Our hotel in San Antonio was on the west side of town. It was a simple path, straight up Interstate 10 to our destination. We needed to get lunch on the way. There were plenty of eating establishments along I-10 on the way out of San Antonio. Finding a suitable restaurant would be simple, I hoped.

Maybe I had better explain about Marty and food. Before Marty will consider eating any food, it has to meet certain criteria. It has to be of the right age, ancestry, culture and species. Any food that is older than 24 hours is not fit for his consumption. Leftovers are definitely out. The proper ancestry means that if he ever had a bad meal somewhere, he can never trust them again. (There were a few times I feared that he would never eat my cooking again.) Culture means that any kind of Mexican food is acceptable. Species means that any type of seafood is not.

We started down I-10. We quickly passed by several choices of fast food. Hamburgers, chicken nuggets or sub sandwiches just didn’t sound good. Marty was craving his favorite meal of turkey and dressing. I like turkey fine, once or twice a year, but Marty loves it. I think if I cooked him a turkey with dressing every week he would be blissful, as long as I didn’t serve it again the next day. (Do you know where I can buy a two serving turkey?) However, if I cooked a turkey on Sunday, prepared turkey sandwiches on Monday, baked turkey pot pie on Tuesday and prepared turkey stew on Wednesday, he would be perfectly content. Does this make any sense to you?

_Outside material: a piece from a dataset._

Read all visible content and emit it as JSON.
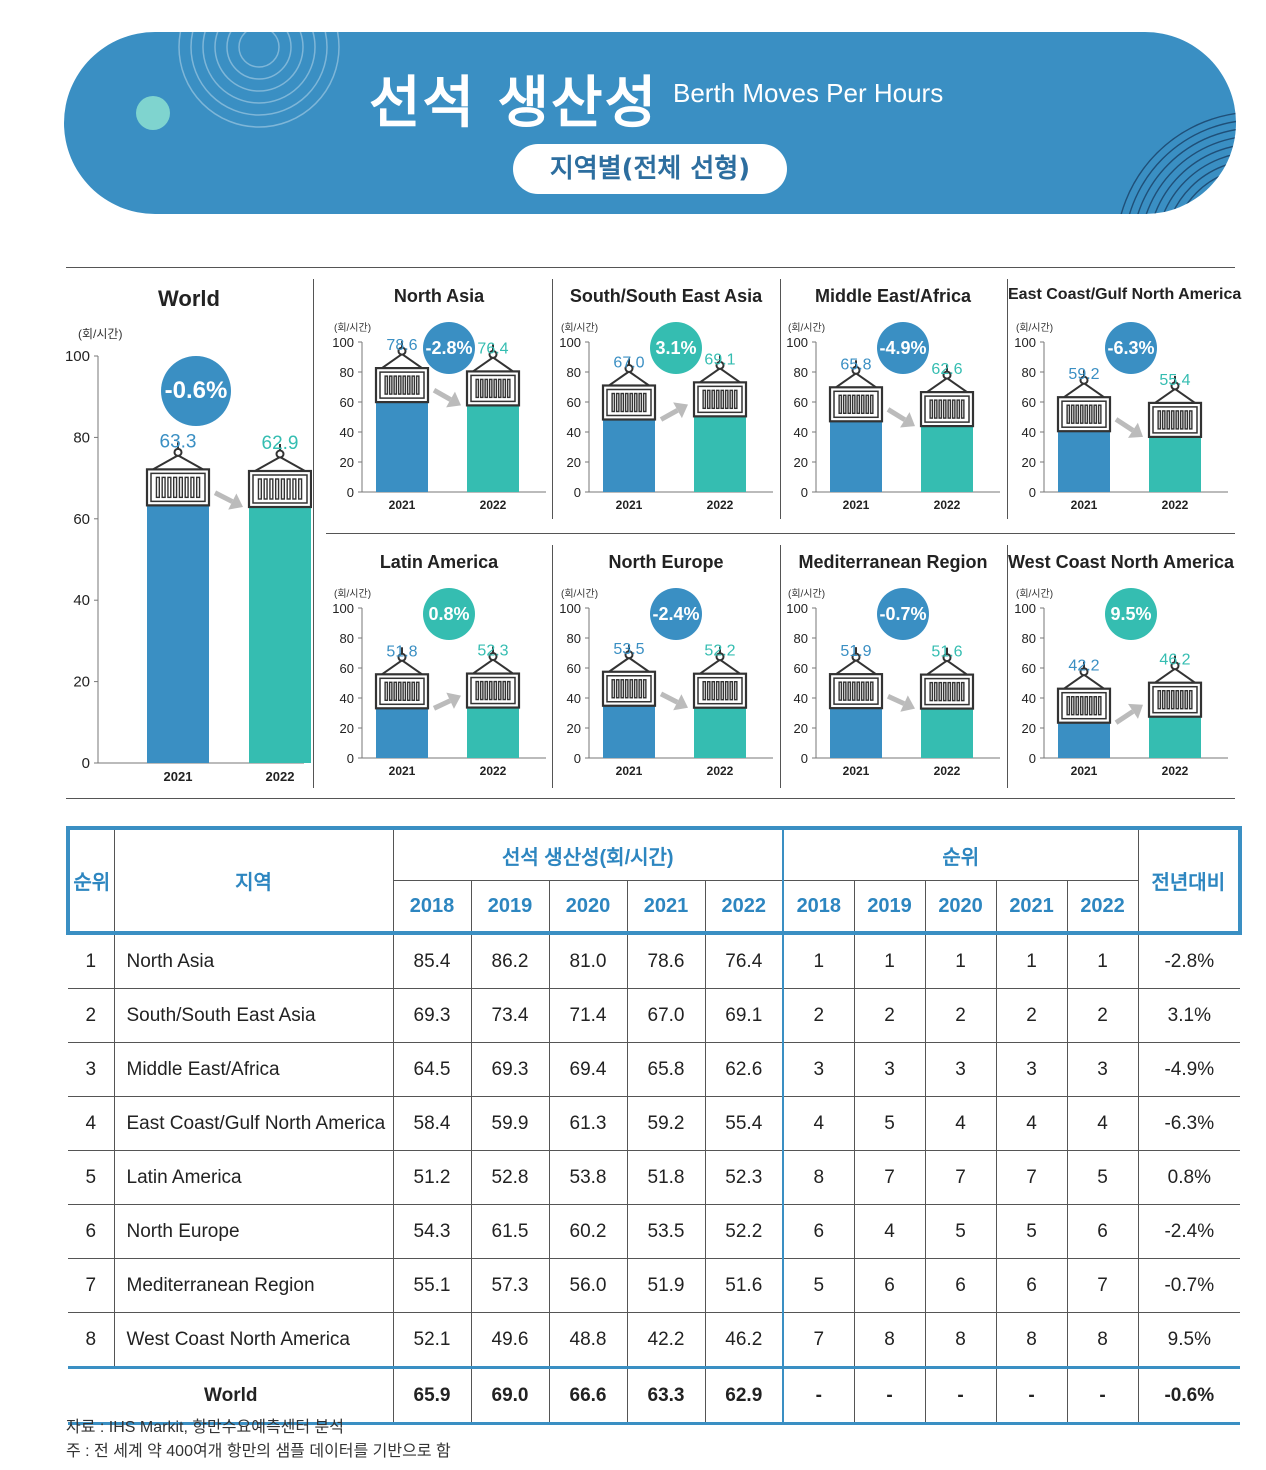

I, however, am a little more adventuresome when it comes to food. I like to try something different now and then, especially on vacation. Why should I spend hours in the car, traveling hundreds of miles, to eat the same burrito that I could have eaten six blocks from my house? Vacations are meant for a change of pace. A vacation is a chance to try something you can’t get at home.

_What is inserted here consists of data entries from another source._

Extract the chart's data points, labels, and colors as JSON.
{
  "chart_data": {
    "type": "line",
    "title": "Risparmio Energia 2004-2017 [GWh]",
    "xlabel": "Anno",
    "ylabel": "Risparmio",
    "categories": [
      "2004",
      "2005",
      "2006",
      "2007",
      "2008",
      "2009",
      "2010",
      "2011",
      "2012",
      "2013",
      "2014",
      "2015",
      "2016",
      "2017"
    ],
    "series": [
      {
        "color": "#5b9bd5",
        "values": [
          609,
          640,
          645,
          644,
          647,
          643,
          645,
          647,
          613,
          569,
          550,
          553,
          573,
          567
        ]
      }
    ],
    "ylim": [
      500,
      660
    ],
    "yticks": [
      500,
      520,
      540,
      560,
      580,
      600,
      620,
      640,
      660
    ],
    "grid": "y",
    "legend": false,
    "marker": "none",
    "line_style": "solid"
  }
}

So, we are cruising down I-10 at 60 mph. I suggest that we eat barbecue. No. Marty is not in the mood for that. He doesn’t have to have turkey, but barbecue just doesn’t sound right. I spot a Chinese restaurant. No. His stomach can’t handle Chinese today. We continue along in silence. Twenty minutes pass and the restaurants are becoming sparse.

Marty sees a good prospect. “Cracker Barrel! They have turkey and dressing,” he sings gleefully. That sounds very conventional to me, but I am starting to get a low blood sugar headache. “OK, Honey. We can eat at Cracker Barrel. How are you going to get there?” He had noticed the restaurant after we passed the exit. “I’ll take the next exit and we’ll circle back.” We are now traveling away from Cracker Barrel at 60 mph.

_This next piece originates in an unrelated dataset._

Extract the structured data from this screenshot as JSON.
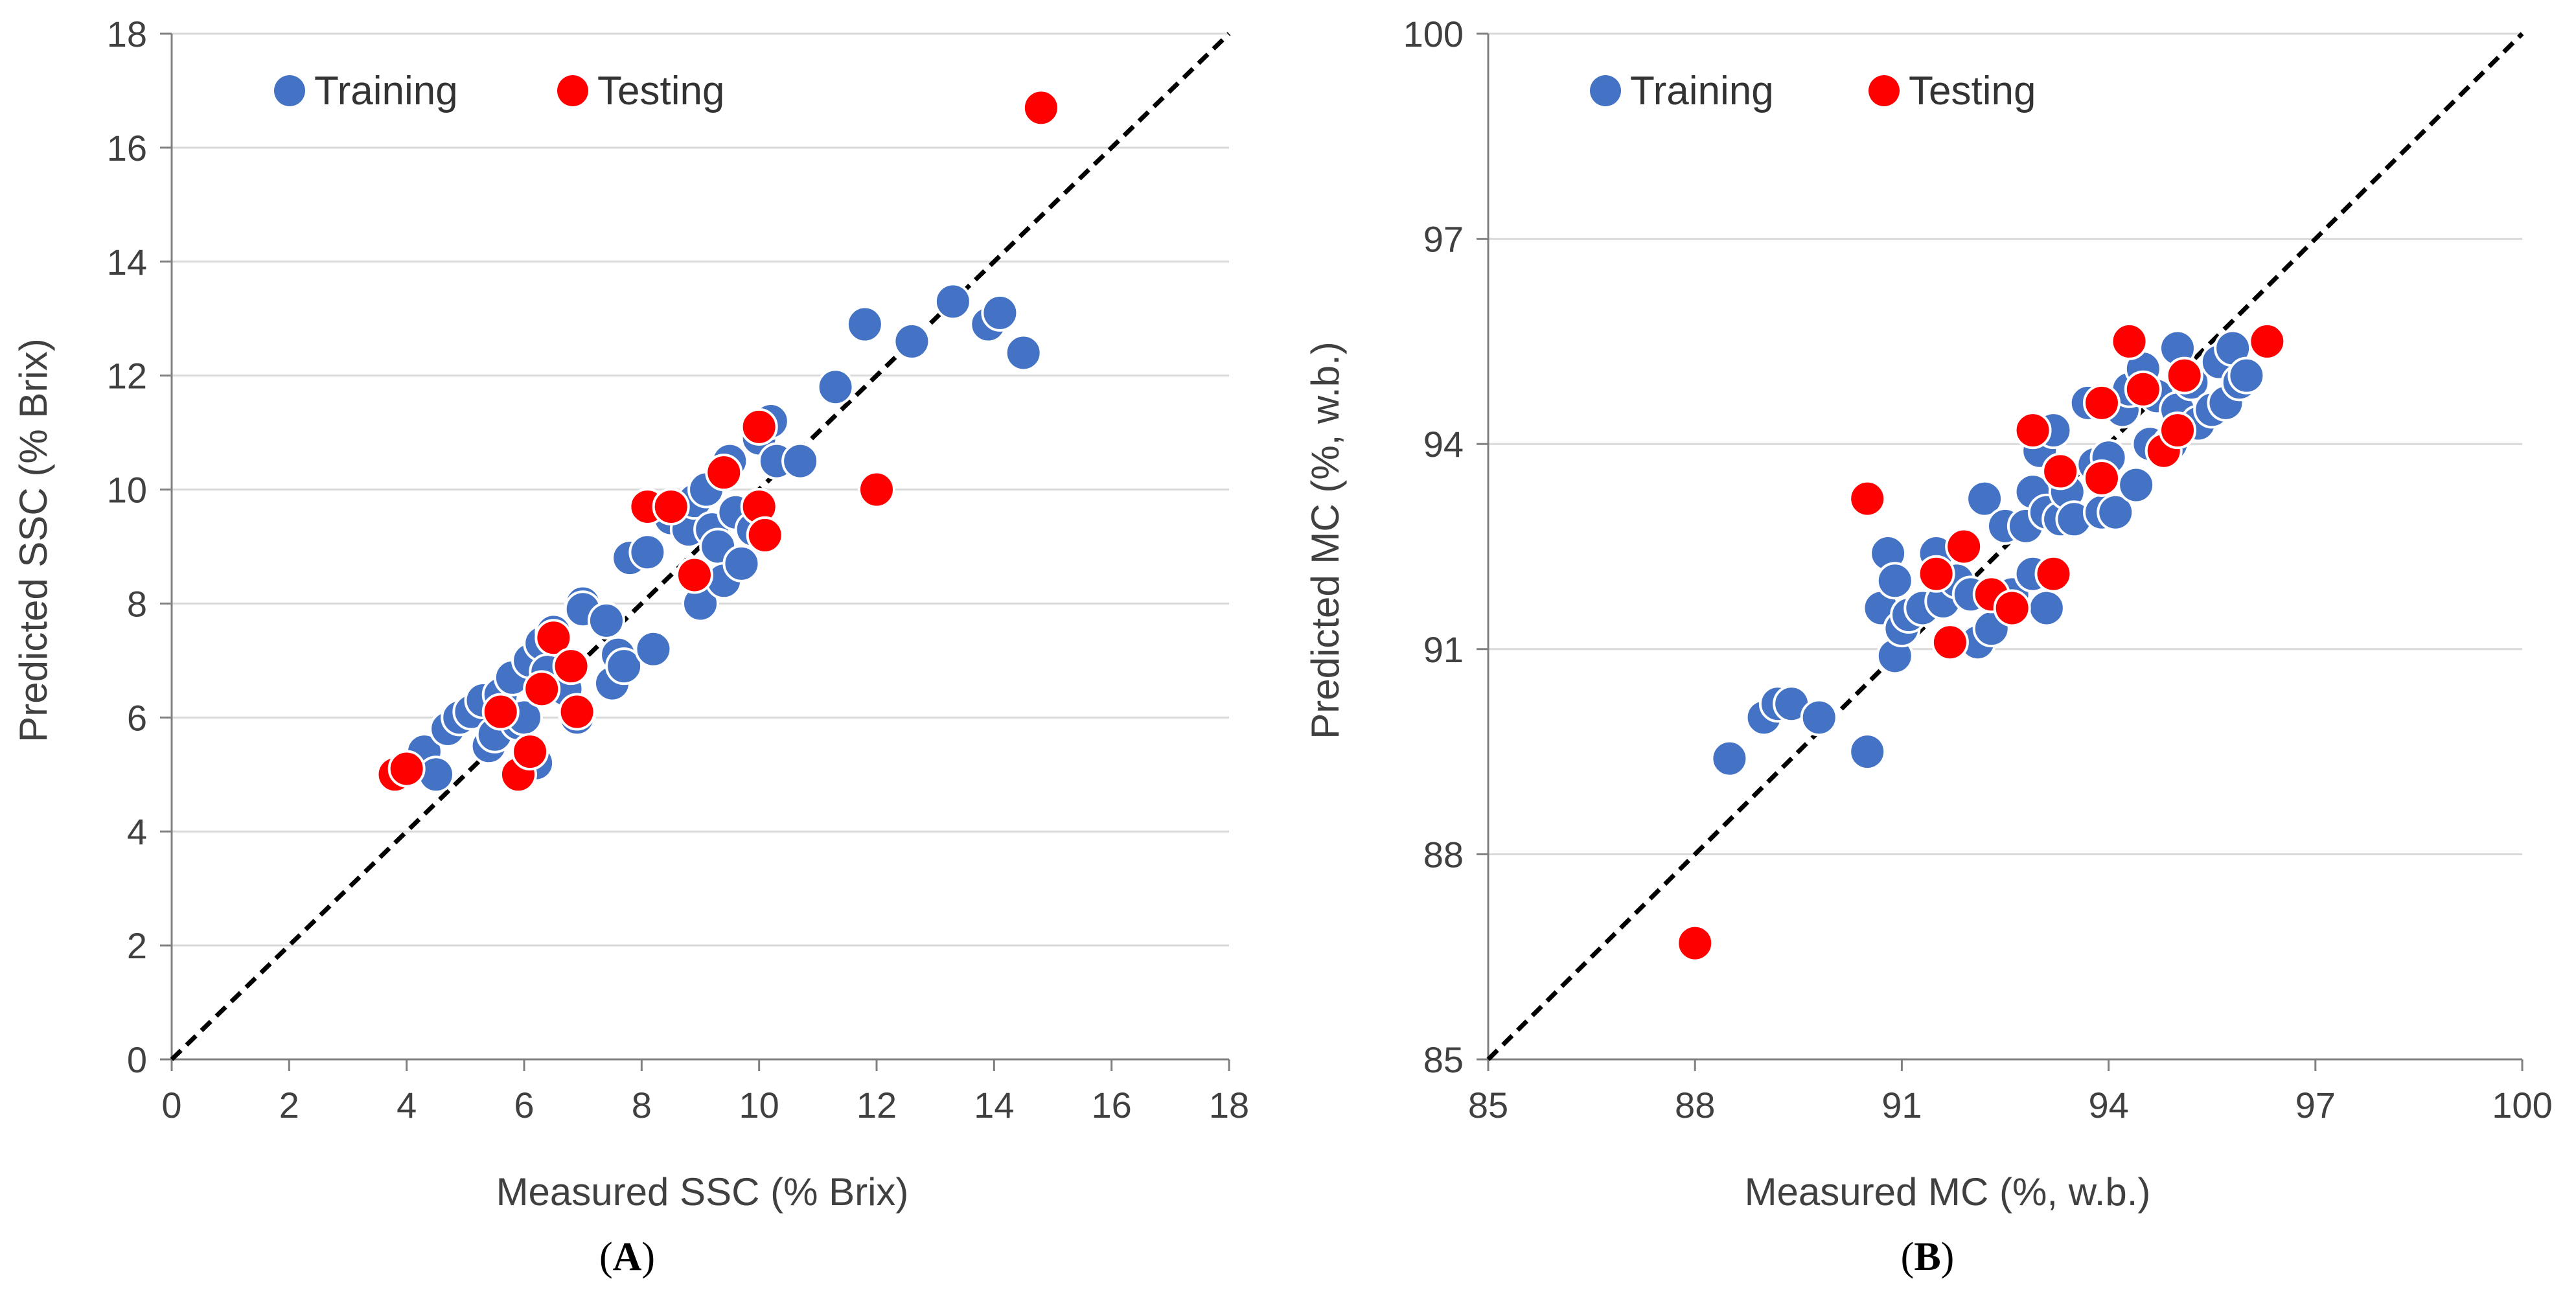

We long ago passed the city limits. The exits are widely spaced now. We go a mile down the road. No exit. We continue for two miles, three miles. Finally after about four miles we spot an exit. He starts to take it. “No,” I say. “It’s too far. We shouldn’t go back. We need to keep going forward.” He keeps driving. He’s disappointed about missing his turkey lunch and I have a headache. We need to find something soon.

I notice a billboard. “Po Po Family Restaurant 20 miles. That sounds good.” “I don’t want to eat at a Poo Poo restaurant,” he replies. I am silent. Maybe something better will turn up. We keep driving. My headache is getting worse.

Twenty minutes later we have passed no restaurants. It’s about 50 miles to Kerrville and there are no prospects for lunch in between. I see another sign. “Po Po Family Restaurant next exit. Take it, Marty.” He groans. “Do you know what kind of sanitation they have in places like that? They are probably afraid for the health department to visit because they will be shut down.” “Take the exit,” the woman with a headache says in a menacing growl. He takes the exit.

The city limit sign reads Welfare, Texas. “Great,” he says. “We are in the poor part of town. This is going to be some cheap, sleazy restaurant.” He follows the signs down the road and we eventually pull up to a restaurant with dozens of cars crowded outside. I try to offer encouragement. “The place seems to be popular.” We get out of the car.

As we walk up we see EATS in neon over the door. “Classy,” he mutters. We step inside and see that the walls are covered with souvenir plates. Directly above the hostess stand we notice an interesting combination of plates: Elvis, Marilyn Monroe and Pope John Paul II. The hostess takes us to a table.
What will we eat? It is a difficult question since Marty and I always share a meal. How can we take care of my headache and please his picky stomach? The waitress makes a suggestion. “You might want to try our special of the day. It was made fresh this morning. Do you like turkey and dressing?”